Gaining visibility into a customer’s buying journey is nothing new to marketers. In fact, understanding the journey has been a standard practice since the time marketers primarily distributed messages through print ads -- and with good reason.
The patterns in the buying journey inform the creation of enticing and relevant messaging that anticipates the next customer action and elicits the desired response.
Today, mobile devices, new data-capturing technology, solutions for processing big data and integration of multiple communications channels have changed the breadth and depth of understanding a customer’s digital path to purchase. More importantly, advances in digital communication platforms and technology have provided an easy way for marketers to quickly gather, harness and take action on data with precision and relevance. But how is this achieved with meaningful business impact?
First, Define the Customer Journey
This is the full lifecycle view of a customer’s interactions with a particular brand that yields information related to channel and content preferences, level of brand engagement, action or inaction and timing at each touchpoint. Bringing all this data together provides a rich understanding of the customer’s behavioral pattern towards purchasing and establishes a baseline for predicting the behaviors of like customer segments.
However, be aware that a customer journey must be viewed (assessed) within the context of your target market’s buying process. For example, buying processes in most B2B environments are more tightly controlled than in B2C environments, and purchases are achieved through multiple influencers. By melding a company’s path to purchase with an individual’s path to purchase marketers can succeed in accurately defining the customer journey.
Second, Map the Customer Journey with the Right Information
This requires that organizations integrate all necessary (relevant) data and analyze it in a way that provides the connections between each touchpoint -- the cause-and-effect of each behavior in relation to the next, and most importantly, the reasons for the actions taken at each touchpoint -- requiring a deep level of understanding of each engagement.
A data integration exercise alone will not yield the information needed to map a customer’s journey that will have an impact on your business goals. You must also capture the following information at each touchpoint:
- Device and context -- Gather information on the mobile device used and other contextual data gathered by the device, such as time and location.
- Engagement channel -- Determine the actual site or media with which the customer engaged; for example, website, email, social, display ad, SMS, etc.
- Touchpoints sequence -- Identify the stops made by the customer before and after engaging at each touchpoint.
- Content consumed / action taken -- With as much precision as possible, capture information on all content viewed, downloaded or clicked on.
- Timing of each engagement and time lapsed until the next action -- Understanding the time between activity and inactivity can help clarify customer buying patterns.
The diagram below provides a view into the types of data that can be captured at each touchpoint:
Third, Apply a Mapped Customer Journey to Your Marketing Plans
Now that you've accessed the data you need to fully map your customer’s journey and put it to work in other areas of your marketing campaigns.

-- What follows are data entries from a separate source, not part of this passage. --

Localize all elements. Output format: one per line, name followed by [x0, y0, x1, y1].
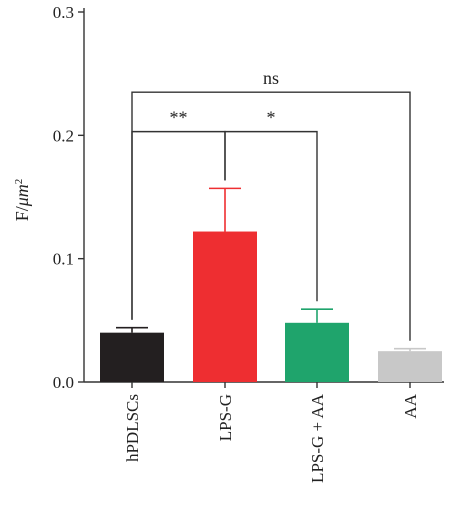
- significance-bracket: [131, 91, 411, 341]
- y-tick-label: 0.0: [53, 373, 74, 392]
- y-tick-label: 0.1: [53, 250, 74, 269]
- x-tick-label: LPS-G: [216, 394, 235, 441]
- y-axis-title: F/μm2: [12, 179, 32, 222]
- significance-bracket: [224, 130, 318, 302]
- bars: [100, 231, 442, 382]
- axes: 0.0 0.1 0.2 0.3 hPDLSCs LPS-G LPS-G + AA AA: [53, 3, 444, 483]
- significance-label: **: [170, 108, 188, 128]
- bar: [100, 332, 164, 382]
- error-bars: [116, 187, 426, 352]
- significance-label: ns: [263, 68, 279, 88]
- y-tick-label: 0.3: [53, 3, 74, 22]
- x-tick-label: AA: [401, 393, 420, 418]
- x-tick-label: hPDLSCs: [123, 394, 142, 462]
- bar: [193, 231, 257, 382]
- x-tick-label: LPS-G + AA: [308, 393, 327, 483]
- significance-brackets: ns** *: [131, 68, 411, 341]
- bar: [378, 351, 442, 382]
- significance-label: *: [267, 108, 276, 128]
- y-tick-label: 0.2: [53, 126, 74, 145]
- bar: [285, 322, 349, 382]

The following areas are likely to be informed by customer journey mapping:
- Budget allocation -- Customer journeys highlight the media of most impact, providing an informed data point for ROI calculation within an attribution model.
- Channel optimization -- By knowing the preceding touchpoint or traffic source, reinforce the connection between the two channels.
- Content strategy per touchpoint -- By having the context of a customer’s buying pattern, customize content to acknowledge past actions.
- Drip campaign planning -- By understanding customer paths, design cross-channel campaigns that consider the touchpoint source and desired next action.
Designing relevant communication is the ultimate goal of mapping the customer journey. With that in mind, I’ll leave you with these parting tips.
- Manage communication frequency – Don’t batch and blast multi-channel style; pay close attention to sequence and timing around each engagement touchpoint.
- Go beyond dynamic content – Focus your messaging for impact and context; dynamic content alone, which relies on contact attribution, may not be enough.
- Be careful of too many triggered messages – Avoid list fatigue and over communication.
- Do not assume every touchpoint is a selling opportunity – It’s important to remember that nurturing a customer inherently means pushing a sale at a time that’s right for that customer, and not every time the customer engages.